Fox News, September 12: Romney 52%, Obama 40%

Esquire/Yahoo!, September 13: Romney 50%, Obama 44%

Now, Texas isn’t like the rest of the country, so I went looking through state polls to see what else I could find. Here are results from various swing and not-so-swing states, again courtesy of RCP and again with percentages given for white voters only:

North Carolina, PPP, September 10: Romney 60%, Obama 37%

Florida, PPP, September 12: Romney 54%, Obama 42%

Missouri, PPP, August 30: Romney 59%, Obama 35%

Arizona, PPP, September 11: Romney 56%, Obama 41%

Georgia, Insider Advantage, July 24: Romney 65.6%, Obama 26.7%

There’s nothing in these numbers to make me think that 77% white support for Romney in Texas is more likely to be accurate. It feels like an outlier to me, and if that’s the case, then that Wilson Perkins poll looks even more odd, both for that and for the unexpectedly large non-Anglo sample. More to the point, these results suggest that it won’t be so easy for the GOP to supersize its Anglo support in Texas. If that’s the case, then maybe things aren’t quite as dire here as some might think.

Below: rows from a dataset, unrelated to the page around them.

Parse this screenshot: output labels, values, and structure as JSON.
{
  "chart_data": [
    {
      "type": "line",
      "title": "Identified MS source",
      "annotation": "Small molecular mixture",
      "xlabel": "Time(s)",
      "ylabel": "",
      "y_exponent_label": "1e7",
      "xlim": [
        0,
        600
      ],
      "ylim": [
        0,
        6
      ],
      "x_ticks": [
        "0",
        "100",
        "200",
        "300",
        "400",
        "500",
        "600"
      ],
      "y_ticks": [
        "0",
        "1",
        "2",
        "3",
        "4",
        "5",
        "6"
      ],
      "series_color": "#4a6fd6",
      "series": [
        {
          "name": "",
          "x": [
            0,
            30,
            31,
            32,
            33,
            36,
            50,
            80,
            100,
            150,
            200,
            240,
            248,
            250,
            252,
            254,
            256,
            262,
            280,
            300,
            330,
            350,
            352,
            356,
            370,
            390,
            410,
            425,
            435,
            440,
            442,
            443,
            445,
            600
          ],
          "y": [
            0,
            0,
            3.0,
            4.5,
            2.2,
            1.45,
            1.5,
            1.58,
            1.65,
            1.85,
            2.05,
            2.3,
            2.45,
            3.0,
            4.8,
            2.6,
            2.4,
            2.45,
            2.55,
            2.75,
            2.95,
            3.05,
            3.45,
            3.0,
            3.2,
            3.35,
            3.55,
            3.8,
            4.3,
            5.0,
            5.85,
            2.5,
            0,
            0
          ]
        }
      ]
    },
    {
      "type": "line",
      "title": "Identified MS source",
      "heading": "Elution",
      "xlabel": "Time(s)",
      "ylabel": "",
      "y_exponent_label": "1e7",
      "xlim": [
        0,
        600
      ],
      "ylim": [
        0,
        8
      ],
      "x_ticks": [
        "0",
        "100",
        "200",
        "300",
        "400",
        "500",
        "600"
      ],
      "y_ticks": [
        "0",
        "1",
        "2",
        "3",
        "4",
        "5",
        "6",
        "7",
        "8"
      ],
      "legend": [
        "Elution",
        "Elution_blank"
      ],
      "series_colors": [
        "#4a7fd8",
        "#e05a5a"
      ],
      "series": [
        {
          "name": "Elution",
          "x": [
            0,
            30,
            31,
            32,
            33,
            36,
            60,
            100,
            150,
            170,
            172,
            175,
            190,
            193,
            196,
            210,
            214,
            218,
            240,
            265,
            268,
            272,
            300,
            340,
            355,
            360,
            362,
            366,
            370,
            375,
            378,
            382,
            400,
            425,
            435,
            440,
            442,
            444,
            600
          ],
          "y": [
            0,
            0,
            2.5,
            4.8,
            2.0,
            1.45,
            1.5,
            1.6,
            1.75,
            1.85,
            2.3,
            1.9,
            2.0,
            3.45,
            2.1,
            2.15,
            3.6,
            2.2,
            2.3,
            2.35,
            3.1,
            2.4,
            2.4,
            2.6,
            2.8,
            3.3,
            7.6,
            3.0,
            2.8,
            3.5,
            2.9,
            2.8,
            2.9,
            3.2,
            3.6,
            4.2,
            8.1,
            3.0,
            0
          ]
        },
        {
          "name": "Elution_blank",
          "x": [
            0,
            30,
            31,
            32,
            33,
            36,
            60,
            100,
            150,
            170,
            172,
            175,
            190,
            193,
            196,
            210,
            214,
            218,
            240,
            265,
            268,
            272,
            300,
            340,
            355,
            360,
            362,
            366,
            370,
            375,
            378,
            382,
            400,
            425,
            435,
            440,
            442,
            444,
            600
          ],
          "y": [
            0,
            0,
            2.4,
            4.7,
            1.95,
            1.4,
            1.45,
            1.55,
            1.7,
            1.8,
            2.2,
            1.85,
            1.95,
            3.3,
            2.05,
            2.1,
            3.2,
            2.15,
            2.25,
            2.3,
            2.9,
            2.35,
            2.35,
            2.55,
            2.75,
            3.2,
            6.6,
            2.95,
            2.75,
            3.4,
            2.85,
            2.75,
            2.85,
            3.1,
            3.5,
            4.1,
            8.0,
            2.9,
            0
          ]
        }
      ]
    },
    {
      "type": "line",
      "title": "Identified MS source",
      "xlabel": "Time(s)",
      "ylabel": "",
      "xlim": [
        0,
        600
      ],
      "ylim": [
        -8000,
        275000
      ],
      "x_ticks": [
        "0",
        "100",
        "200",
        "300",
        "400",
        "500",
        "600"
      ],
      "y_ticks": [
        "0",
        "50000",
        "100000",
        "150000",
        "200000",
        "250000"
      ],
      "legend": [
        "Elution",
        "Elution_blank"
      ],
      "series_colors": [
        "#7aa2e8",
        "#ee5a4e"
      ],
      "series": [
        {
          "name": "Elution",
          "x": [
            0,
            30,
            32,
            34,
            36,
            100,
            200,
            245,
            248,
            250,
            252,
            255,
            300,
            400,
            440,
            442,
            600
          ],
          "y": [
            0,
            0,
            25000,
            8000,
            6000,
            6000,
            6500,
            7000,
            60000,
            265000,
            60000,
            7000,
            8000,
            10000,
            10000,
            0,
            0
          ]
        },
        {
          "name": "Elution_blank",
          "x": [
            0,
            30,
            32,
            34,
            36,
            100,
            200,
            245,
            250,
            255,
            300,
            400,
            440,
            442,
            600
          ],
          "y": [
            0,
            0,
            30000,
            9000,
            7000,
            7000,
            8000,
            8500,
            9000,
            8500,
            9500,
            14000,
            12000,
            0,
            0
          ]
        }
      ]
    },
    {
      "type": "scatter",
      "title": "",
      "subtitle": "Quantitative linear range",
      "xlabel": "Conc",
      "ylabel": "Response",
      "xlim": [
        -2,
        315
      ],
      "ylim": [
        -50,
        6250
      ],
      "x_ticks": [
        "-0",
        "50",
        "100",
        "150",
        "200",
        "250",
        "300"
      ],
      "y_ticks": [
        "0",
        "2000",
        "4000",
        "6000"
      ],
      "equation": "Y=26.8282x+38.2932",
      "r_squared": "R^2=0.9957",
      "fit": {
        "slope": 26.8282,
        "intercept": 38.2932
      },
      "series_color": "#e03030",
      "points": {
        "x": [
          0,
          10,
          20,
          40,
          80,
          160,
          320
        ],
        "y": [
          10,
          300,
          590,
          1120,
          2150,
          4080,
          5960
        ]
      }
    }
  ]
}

So I disagree with those who say this poll was a non-story. It’s a peek into the future, or at least a possible future. How far off that future may be, that’s the big question. This Kos diarist ran some numbers and projected a 10-15 year time frame. I think it can be a lot shorter than that, but it’ll be much harder to achieve without an investment from the national party. And again, it would be very nice to see more polling data so we can get a better idea of where we are on that chart. I hope this post has given you something to think about.